Abstract: Genomic Structural Variations (SVs), which alter the three-dimensional conformation and regulatory networks of the genome through insertions, deletions, inversions, or translocations of large DNA fragments, are key pathogenic variants in various complex diseases. In recent years, breakthroughs in long-read sequencing and 3D genomics have significantly improved the detection capability of SVs. However, due to the complexity of SVs and the scarcity of functional annotations, predicting their pathogenicity remains a major challenge. Several methods have been developed to decipher the pathogenic mechanisms of SVs and reveal their impact on gene expression and phenotypes by integrating multi-modal data such as chromatin interactions, epigenetic modifications, and single-cell transcriptomics. However, there is still a lack of systematic summary of such methods.
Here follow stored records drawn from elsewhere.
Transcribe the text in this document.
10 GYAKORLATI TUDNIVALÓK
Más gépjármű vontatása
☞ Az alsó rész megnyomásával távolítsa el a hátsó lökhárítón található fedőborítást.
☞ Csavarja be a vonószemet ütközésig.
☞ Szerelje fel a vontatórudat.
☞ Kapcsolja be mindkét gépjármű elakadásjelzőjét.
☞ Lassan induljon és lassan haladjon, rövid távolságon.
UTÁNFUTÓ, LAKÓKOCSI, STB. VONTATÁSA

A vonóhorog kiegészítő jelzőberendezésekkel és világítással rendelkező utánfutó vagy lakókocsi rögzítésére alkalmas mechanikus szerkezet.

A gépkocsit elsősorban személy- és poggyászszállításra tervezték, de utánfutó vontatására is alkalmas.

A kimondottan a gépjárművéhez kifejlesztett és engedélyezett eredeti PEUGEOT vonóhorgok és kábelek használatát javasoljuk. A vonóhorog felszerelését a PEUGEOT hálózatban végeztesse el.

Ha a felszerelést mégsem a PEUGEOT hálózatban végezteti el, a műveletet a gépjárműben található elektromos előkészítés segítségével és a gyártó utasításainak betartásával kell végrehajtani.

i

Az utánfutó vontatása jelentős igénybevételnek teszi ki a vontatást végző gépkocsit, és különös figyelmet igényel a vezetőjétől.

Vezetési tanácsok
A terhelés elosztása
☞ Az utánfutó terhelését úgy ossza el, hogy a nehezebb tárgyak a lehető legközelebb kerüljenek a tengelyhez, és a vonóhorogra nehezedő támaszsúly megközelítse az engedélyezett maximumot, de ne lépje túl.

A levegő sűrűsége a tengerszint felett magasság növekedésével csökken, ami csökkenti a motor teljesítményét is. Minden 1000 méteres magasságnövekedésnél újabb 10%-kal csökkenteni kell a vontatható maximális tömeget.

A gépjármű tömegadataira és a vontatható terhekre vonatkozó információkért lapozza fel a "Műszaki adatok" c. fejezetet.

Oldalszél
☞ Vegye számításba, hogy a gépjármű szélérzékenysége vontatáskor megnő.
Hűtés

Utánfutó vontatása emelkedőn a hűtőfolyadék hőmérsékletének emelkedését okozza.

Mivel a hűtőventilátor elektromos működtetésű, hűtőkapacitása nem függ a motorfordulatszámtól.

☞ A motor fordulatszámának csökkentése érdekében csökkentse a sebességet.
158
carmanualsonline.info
Therefore, this article systematically reviews methods for predicting the pathogenicity of SVs based on high-throughput sequencing data, including knowledge-driven methods, traditional machine learning methods, deep learning methods, and large model methods. By summarizing the limitations of existing methods, including low sensitivity in predicting rare variants, insufficient functional annotation databases, and limited generalizability of 3D models, this article proposes potential future directions to advance the field through multimodal data fusion, causal inference models, and spatial omics technologies. It aims to provide a theoretical reference for the functional interpretation of genomic structural variations.